"Aduh!" Ia meringis
menahan sakit, kemudian membungkuk untuk membekap telapaknya agar darah tak
lagi mengucur. Ia kembali menegakkan badannya dan berjalan berjinjit melewati
kerikil-kerikil jahat yang tak pernah bersikap baik pada telapaknya.
Ia meletakkan ranting-ranting kayu
yang sedari tadi digendongnya. Bergegas menuju kiwan*, buru-buru membasuh darah
yang sudah sedikit mengering pada telapaknya.
Ia tak memiliki anak. Suaminya
mandul. Kini, suaminya sakit-sakitan, hanya bisa terbaring menungguinya pulang
dengan secangkir kopi dan singkong rebus disamping dipan*nya. Sesekali ia
mengganti menu singkong rebus dengan pisang goreng yang digoreng tanpa tepung.

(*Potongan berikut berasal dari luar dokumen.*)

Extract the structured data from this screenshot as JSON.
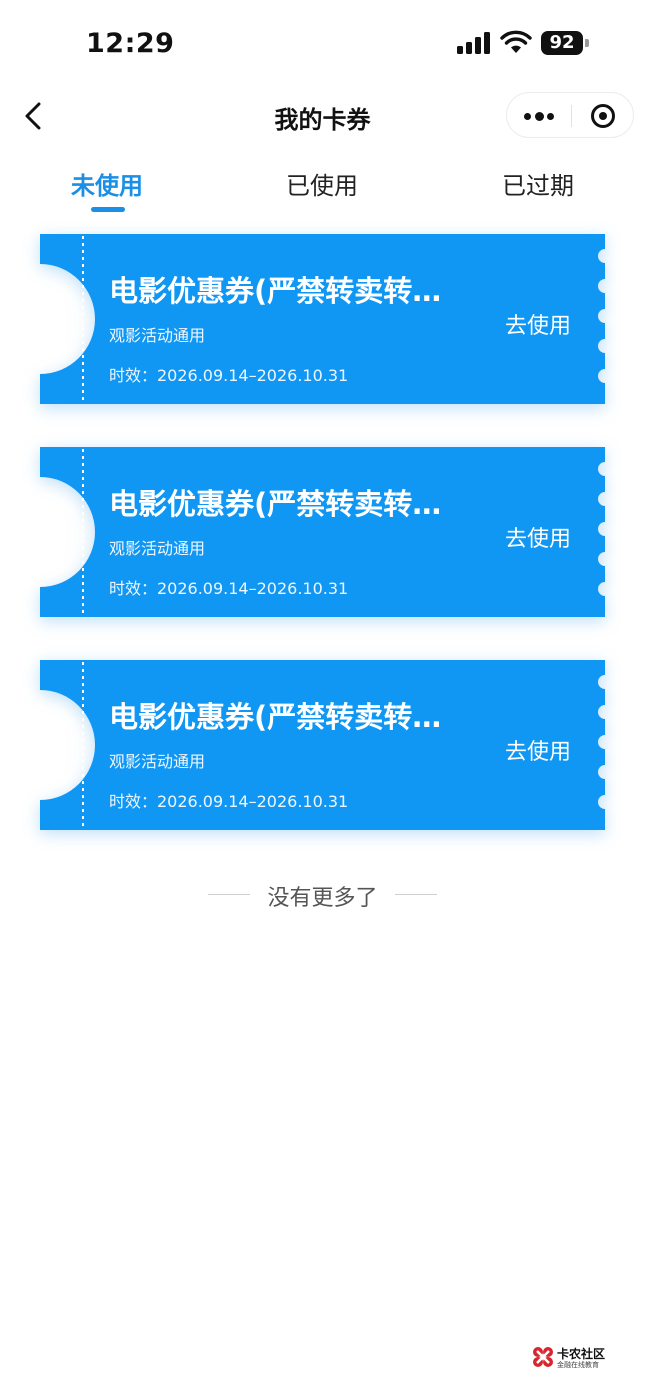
{
  "status_bar": {
    "time": "12:29",
    "battery": "92"
  },
  "nav": {
    "title": "我的卡券",
    "back_icon": "chevron-left-icon",
    "more_icon": "more-dots-icon",
    "close_icon": "target-circle-icon"
  },
  "tabs": [
    {
      "label": "未使用",
      "active": true
    },
    {
      "label": "已使用",
      "active": false
    },
    {
      "label": "已过期",
      "active": false
    }
  ],
  "coupons": [
    {
      "title": "电影优惠券(严禁转卖转…",
      "subtitle": "观影活动通用",
      "validity": "时效：2026.09.14–2026.10.31",
      "action": "去使用"
    },
    {
      "title": "电影优惠券(严禁转卖转…",
      "subtitle": "观影活动通用",
      "validity": "时效：2026.09.14–2026.10.31",
      "action": "去使用"
    },
    {
      "title": "电影优惠券(严禁转卖转…",
      "subtitle": "观影活动通用",
      "validity": "时效：2026.09.14–2026.10.31",
      "action": "去使用"
    }
  ],
  "footer": {
    "no_more": "没有更多了"
  },
  "watermark": {
    "title": "卡农社区",
    "subtitle": "金融在线教育"
  },
  "colors": {
    "accent": "#1a8fe6",
    "coupon_bg": "#1096f3"
  }
}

Ia duduk disamping ranjang suaminya,
mengganti piring kosong dengan piring baru berisi singkong rebus.
Mata suaminya tak lepas dari telapak
kakinya yang dibungkus kain seadanya. Seolah matanya berkata, "kakimu
kenapa?"
"Tadi terkena kerikil tajam, sudah, tidak apa-apa." Jawabnya.
Ia selalu bisa membaca mata
suaminya.
Suaminya mengangguk pelan, dan mengalihkan pandangan ke lain arah.

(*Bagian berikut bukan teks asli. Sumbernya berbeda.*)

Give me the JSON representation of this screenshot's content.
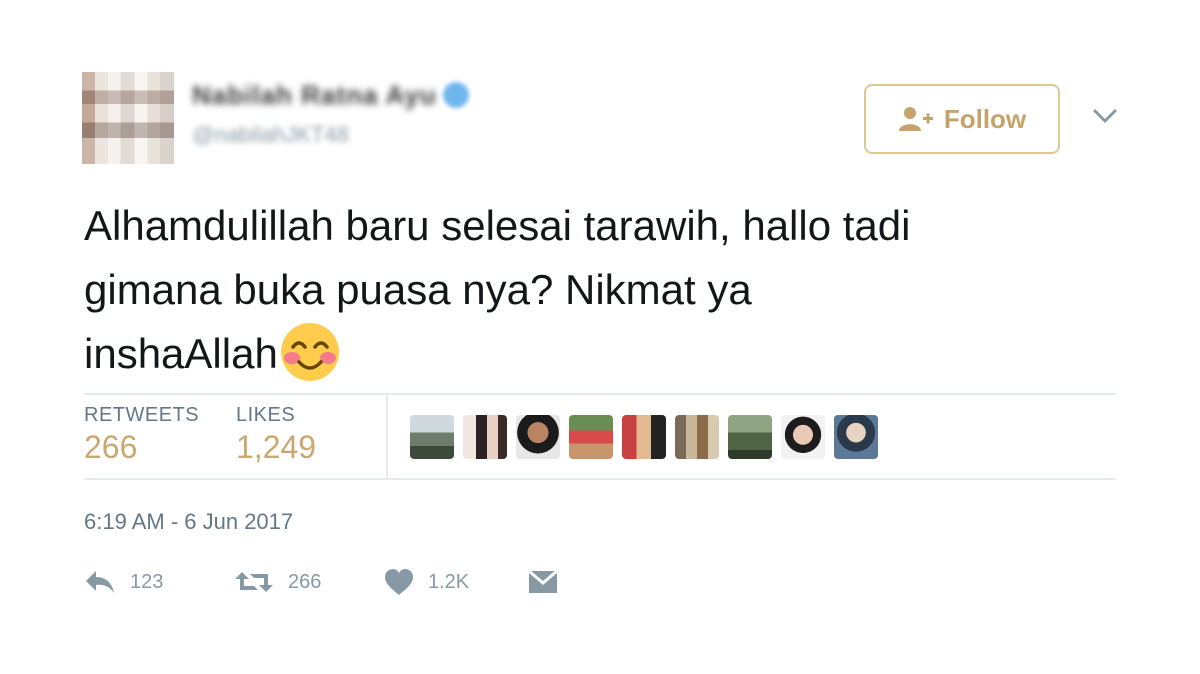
{
  "author": {
    "display_name": "Nabilah Ratna Ayu",
    "handle": "@nabilahJKT48"
  },
  "header": {
    "follow_label": "Follow"
  },
  "tweet": {
    "line1": "Alhamdulillah baru selesai tarawih, hallo tadi",
    "line2": "gimana buka puasa nya? Nikmat ya",
    "line3": "inshaAllah"
  },
  "stats": {
    "retweets_label": "RETWEETS",
    "retweets_value": "266",
    "likes_label": "LIKES",
    "likes_value": "1,249"
  },
  "timestamp": "6:19 AM - 6 Jun 2017",
  "actions": {
    "reply_count": "123",
    "retweet_count": "266",
    "like_count": "1.2K"
  },
  "colors": {
    "accent": "#c9a871",
    "follow_border": "#e0c896",
    "muted": "#657786",
    "icon": "#8899a6"
  },
  "icons": [
    "follow-person-icon",
    "chevron-down-icon",
    "smiling-blush-emoji",
    "reply-icon",
    "retweet-icon",
    "heart-icon",
    "envelope-icon"
  ]
}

Suaminya mengangguk pelan, dan mengalihkan pandangan ke lain arah.
"Yasudah, saya ke depan dulu,
mau jemur ranting."
***
Sudah berpuluh tahun suaminya
terbaring lemah tanpa bisa apa-apa. Kalau mau, sudah ia tinggalkan suaminya
untuk mencari kehidupan yang lebih enak. Tapi, hatinya menahannya untuk tetap
tinggal disana, bersama suami tercintanya. Meski ia tahu, kehidupan yang
semakin sulit akan menghadangnya didepan sana.
Sudah sejak 15tahun yang lalu
penyakit yang diderita suaminya tak kunjung membaik, begitu-begitu saja setiap
hari. Selain tak punya biaya, juga karena tempat tinggalnya yang terpelosok.
Dusun kecil di salah satu kota kecil di Jogjakarta. Disana tak ada alat medis
yang memadai, hanya ada sebuah puskesmas kecil yang jam buka nya pun tak tentu.
Ada yang bilang kalau penyakit suaminya itu penyakit tua. Entahlah...
Baginya, meski Ia tak pernah
kemana-mana tapi perjalanan hidupnya telah mengalahkan seseorang yang telah
mengelilngi dunia sekalipun.
Ia lelah, sangat lelah. Tapi,
melihat wajah suaminya seakan segala macam lelah dari ujung rambut hingga ujung
kaki rasa-rasanya tak berarti. Luruh begitu saja.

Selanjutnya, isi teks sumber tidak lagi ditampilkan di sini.